One plane landed in Russia and its crew was interned there for two years. The other B-25s crashed in the water off the China coast or the mountainous terrain of the Chinese mainland. All of the 80 crew members parachuted safely, although eight were captured by the Japanese, who executed three of them. Another airman died in captivity. Bad weather and low fuel prevented their plan to land the aircraft at a predetermined China destination.
The war mission was so secret, Potter said, that even President Franklin Roosevelt was not informed until the mission was successfully launched. The heroic flight was a great morale builder for the American public during the dark days following Japan's sneak attack on Pearl Harbor, December 7, 1941.
Forty-four of the original raiders are still alive and meet annually. Doolittle is 93 and lives in California. Some members of the group had previously discussed trying to find their planes but the 1990 search was the first ever attempted.

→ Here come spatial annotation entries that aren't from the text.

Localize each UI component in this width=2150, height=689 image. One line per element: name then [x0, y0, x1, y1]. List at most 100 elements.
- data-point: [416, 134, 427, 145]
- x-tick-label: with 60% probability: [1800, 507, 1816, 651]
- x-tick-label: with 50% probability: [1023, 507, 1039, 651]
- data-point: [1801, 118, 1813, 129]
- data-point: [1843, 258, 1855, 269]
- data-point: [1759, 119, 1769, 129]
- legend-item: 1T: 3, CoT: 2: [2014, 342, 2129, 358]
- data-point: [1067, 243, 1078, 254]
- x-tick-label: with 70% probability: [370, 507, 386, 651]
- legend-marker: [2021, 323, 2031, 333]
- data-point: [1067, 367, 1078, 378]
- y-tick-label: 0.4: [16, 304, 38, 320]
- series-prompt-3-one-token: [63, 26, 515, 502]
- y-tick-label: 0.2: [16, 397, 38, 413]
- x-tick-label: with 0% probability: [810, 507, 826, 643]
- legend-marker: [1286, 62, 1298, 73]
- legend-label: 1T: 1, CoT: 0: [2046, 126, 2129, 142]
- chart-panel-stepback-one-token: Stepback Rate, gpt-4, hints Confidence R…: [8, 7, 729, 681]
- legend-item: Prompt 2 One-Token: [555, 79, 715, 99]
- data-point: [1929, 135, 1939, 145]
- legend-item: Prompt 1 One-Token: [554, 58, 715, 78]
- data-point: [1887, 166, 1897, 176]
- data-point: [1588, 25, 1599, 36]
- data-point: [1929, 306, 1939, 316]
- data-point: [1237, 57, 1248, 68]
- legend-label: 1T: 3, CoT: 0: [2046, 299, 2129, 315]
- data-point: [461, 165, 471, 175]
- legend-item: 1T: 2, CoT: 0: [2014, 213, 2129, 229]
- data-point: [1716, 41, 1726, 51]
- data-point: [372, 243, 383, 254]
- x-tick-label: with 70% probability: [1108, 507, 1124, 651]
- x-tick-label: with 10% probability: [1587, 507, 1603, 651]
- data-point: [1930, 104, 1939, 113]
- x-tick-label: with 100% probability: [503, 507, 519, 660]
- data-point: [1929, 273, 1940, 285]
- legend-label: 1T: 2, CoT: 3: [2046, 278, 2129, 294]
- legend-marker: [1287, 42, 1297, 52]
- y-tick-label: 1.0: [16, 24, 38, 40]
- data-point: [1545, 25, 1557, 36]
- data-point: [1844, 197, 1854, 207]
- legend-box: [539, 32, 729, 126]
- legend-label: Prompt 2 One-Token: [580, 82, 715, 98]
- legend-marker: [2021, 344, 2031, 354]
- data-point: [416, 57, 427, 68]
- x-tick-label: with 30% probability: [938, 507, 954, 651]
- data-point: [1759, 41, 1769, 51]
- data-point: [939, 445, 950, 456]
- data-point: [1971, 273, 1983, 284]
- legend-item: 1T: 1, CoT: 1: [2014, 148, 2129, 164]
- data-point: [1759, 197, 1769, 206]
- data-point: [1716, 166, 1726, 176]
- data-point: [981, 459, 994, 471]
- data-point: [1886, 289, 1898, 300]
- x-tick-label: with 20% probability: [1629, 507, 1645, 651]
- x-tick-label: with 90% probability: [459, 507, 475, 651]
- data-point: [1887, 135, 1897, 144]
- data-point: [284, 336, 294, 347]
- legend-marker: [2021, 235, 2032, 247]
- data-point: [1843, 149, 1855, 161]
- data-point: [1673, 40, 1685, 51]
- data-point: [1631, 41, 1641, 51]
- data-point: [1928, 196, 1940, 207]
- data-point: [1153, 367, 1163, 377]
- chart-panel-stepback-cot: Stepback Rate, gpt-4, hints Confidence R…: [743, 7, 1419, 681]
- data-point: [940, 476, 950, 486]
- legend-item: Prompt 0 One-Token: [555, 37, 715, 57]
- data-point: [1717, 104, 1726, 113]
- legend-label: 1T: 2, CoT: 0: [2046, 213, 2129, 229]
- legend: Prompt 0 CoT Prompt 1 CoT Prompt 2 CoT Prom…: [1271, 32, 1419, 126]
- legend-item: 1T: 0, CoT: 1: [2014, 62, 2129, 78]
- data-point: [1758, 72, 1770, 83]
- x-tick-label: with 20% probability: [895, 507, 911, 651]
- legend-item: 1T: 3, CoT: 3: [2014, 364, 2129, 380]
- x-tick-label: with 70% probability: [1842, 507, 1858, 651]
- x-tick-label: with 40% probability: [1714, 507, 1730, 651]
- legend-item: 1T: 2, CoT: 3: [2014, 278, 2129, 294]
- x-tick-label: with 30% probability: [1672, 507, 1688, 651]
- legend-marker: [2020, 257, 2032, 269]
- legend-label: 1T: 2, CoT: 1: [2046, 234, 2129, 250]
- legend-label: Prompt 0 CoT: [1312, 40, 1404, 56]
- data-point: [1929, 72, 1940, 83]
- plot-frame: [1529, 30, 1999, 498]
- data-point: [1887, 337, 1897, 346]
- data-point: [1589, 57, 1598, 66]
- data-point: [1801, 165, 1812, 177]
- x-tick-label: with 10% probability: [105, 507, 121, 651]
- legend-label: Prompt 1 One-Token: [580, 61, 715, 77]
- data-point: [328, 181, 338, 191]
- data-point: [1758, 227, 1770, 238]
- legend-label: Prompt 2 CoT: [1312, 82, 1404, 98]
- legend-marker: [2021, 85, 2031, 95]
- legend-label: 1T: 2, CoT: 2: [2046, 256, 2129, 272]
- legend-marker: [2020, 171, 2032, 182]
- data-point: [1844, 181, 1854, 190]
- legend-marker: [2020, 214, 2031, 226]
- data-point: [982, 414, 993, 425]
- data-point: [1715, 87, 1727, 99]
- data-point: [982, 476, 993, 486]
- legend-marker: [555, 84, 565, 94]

Other members of the Doolittle aircraft search were photographer Arthur Gibson, publisher Joyce Olson, personal fitness trainer Heidi Olson and aviation buff Dr. George Weir.

Col. Potter was reunited with several Chinese who befriended him in 1942 after he and other crewmen bailed out and regrouped on the ground. He also met two Chinese men who helped rescue crewmen from the B-25s that landed off shore, and hid them from the Japanese military then occupying the area.
Potter and the search party found several of the sites, including Doolittle's, but found no actual remains of his aircraft. However, they located armor plating, miscellaneous aircraft parts, an American Army issue razor and other items identifiable as the authentic remains of American aircraft and personnel equipment at other sites.